だがそれは届くことなく、そんな刹那を見て彼女は満面の笑みを浮かべた。
「お前には最高の仲間と友がいる。もう自由に、わがままに生きろよ。」
それがイザベルが残した、本当に最期の言葉だった。
刹那はいまだ彼女が立っていた場所をぼんやりと見つめては、うつむき小さく拳を握る。
結局私は、彼女に助けてもらうばかりだった。
あれから何度も実験を繰りえされ、自我を失いつつも何とか自力で死ぬ選択を取ろうとしたときも、自分の中で生き続けている彼女が止めていたのだろう、とようやく気付いた。
こんなに近くにいてくれたなんてーーー。
そう思うと、自然と涙がこぼれた。
ーーーありがとう、イザベル。
あなたのおかげで私はまた、友と一緒に…仲間と一緒に歩んでいける。
そして空へと消えていく白い光を見ては、静かに笑みを浮かべたのであった。
「…あれ、っつーことは何、刹那は消えずにすんだってことか?」
「よく事情は分からんが、さっきの刹那のドッペルゲンガー的存在の奴が刹那を残してくれたんだろう。」
「…」
「なーんだよ、数分前まで必死こいてこいつを呼んでた俺はなんだったんだよ。」
「まぁ何はともあれ、だ。こいつが生きてるんなら、今回はそれでいいだろ。」
「…」
「っつーかテメェ、いつまで余韻に浸ってんだよ。生きてんならさっさと起きろコノヤロー。銀さんそろそろ腕がしびれるんですけど。なんか消えないってわかったら、急に重たく感じるんですけど。」
「おい銀時。仮にもレディーに対して重いは失礼だろう、重いは。刹那とて、これだけ立派な女の体に育っているんだ。多少なりとも重みはあるだろう。」
「いや、こいつが重いのは女の体のつくりのせいじゃねぇ。無駄に背丈があるせいだろ。女のくせに俺と肩並べやがって。」
「おい高杉ィ。女のくせにって……それはおまん、言い過ぎじゃろーて。刹那だって好きでこんな体になったんじゃなかと。それに体型というんはもともとの遺伝子じゃろ。偽って男として通せるような色気のないからだ…」
「お…お前らいい加減にしろよッ!!!」
空気も読まずして、周りで恥ずかしい言い争いを始める彼らに苛立ち、思わず刹那は立ち上がる。

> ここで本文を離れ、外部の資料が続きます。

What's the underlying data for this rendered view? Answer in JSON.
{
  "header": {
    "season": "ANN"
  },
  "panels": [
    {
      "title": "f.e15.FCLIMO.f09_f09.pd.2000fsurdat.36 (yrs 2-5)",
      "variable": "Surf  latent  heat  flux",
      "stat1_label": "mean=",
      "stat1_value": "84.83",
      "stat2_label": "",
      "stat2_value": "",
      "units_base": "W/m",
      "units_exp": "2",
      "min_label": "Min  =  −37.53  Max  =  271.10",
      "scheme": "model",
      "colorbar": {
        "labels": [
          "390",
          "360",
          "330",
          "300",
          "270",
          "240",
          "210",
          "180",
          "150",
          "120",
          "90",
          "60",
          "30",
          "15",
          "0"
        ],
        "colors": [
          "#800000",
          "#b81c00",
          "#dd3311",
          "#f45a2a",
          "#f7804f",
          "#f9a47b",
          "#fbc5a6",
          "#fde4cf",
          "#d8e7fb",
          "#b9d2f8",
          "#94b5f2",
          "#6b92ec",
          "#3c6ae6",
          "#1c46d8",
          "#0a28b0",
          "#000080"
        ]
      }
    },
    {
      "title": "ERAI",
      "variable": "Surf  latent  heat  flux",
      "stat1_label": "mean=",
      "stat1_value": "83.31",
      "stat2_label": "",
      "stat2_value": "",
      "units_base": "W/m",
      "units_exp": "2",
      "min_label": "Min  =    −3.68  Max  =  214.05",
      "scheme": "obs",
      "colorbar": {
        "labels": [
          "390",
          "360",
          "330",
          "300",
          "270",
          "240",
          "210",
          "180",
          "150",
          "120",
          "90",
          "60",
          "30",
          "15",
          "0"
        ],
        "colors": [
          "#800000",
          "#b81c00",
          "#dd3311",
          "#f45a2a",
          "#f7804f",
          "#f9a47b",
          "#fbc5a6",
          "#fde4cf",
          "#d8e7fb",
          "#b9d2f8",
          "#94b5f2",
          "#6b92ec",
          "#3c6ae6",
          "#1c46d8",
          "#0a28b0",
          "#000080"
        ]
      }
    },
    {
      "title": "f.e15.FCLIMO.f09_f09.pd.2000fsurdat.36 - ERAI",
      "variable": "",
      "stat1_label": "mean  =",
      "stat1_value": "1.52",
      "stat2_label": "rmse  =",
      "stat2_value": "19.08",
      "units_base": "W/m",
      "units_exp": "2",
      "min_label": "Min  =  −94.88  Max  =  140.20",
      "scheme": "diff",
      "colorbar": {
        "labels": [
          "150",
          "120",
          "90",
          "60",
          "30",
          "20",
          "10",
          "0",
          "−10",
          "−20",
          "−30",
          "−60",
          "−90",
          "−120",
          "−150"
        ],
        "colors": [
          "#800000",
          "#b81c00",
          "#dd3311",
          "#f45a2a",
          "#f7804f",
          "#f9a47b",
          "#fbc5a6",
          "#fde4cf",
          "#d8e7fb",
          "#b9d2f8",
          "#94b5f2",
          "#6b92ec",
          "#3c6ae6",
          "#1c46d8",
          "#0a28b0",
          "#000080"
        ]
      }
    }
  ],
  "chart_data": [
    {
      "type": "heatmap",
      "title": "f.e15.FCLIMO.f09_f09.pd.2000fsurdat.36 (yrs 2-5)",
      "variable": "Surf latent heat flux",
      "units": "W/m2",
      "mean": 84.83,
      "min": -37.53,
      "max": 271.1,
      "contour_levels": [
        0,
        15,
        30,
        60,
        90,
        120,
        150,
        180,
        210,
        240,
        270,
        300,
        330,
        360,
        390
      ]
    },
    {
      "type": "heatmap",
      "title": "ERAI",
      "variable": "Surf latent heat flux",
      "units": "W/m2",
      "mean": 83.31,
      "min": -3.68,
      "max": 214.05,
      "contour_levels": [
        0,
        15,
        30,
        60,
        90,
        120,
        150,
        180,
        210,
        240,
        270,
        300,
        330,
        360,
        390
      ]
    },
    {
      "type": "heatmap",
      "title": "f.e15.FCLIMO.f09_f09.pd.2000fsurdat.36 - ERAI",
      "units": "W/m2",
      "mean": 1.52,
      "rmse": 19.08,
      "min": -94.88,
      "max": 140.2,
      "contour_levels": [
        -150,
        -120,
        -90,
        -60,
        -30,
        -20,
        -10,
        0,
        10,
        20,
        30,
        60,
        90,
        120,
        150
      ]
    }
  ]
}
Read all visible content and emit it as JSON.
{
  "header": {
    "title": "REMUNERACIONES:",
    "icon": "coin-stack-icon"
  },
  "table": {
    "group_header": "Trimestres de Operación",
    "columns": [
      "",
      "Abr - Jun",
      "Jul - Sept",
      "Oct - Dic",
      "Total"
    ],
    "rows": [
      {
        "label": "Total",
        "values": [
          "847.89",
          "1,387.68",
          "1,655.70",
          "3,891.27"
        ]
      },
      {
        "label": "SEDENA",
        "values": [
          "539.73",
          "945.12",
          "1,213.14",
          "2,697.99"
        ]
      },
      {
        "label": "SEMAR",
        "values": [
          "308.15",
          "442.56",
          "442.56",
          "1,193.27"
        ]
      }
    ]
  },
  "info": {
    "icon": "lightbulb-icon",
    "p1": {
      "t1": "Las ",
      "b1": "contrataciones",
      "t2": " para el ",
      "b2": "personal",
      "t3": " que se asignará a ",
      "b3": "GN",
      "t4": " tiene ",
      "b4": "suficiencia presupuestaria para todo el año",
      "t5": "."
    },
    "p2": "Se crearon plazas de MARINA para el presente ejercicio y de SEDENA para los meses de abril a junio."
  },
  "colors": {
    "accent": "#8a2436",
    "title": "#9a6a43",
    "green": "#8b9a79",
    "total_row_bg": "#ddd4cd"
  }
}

だが彼女が怒りに任せて立ち上がった瞬間、言葉を失わされるほどの温かい眼差しと、笑顔が視界に映り込んだ。
「…ばーか。なんつー顔してんだよ。」
「いつもみてぇに俺らにげんこつ一発ずつ食らわせて、説教たれるのがお前だろ?」
「そんでもって、喧嘩してもいつの間にか元通り話せるような空気にするんが、おまんじゃろ?」
「ようやく戻ってきてくれたな、刹那。ずっと待っていたぞ、本当のお前に会えるのを。」
その場にいる誰もが傷だらけで、痛みがあるはずなのに。
その戦場に立っていた皆が、自分を見て優しく微笑む。
イザベルがすべてを背負ってくれたおかげで、体の中に流れていた自分以外の違和感も何も感じない。
随分重く感じていた体が、なぜか驚くほど軽く感じる。
あぁ、これが化け物からも、長年耐え続けていた試練からも解放された、昔彼らとともに時間を過ごした、本当の自分ーーーー。
彼女がようやくそれを理解したとき、彼らは言った。
ーーーーーおかえり。
「--ッ、ただいまッ!!」
刹那の両腕で、銀時たちを包み込み力任せに抱き着いた。
痛いだの離れろだの、いろいろ罵声を浴びているものの、どことなく彼らも嬉しそうな声色が伝わってくる。
それを見ていた新八たちも、つられて笑みを浮かべていた。
「…いい顔で笑いやがる。」
「あぁ、こりゃまた格別な美人だな。」
「…嫁が旦那の前で堂々と浮気してらァ。ま、今回は大目に見てやるか。」
「そうしてください。だって、銀さんも桂さんも、坂本さんも高杉さんも。そして刹那さんも、あんなに喜んで笑っているところなんて、僕も初めて見たんですよ。」
「よかった、刹那姉ちゃん。」
彼女たちを遠目に見ながら、各々がそうつぶやく。
そしてそれを余所に刹那達がいつの間にか再び、本くだらない過去話の言い争いをし始めていることに気づいたのは、これから数秒後のこと。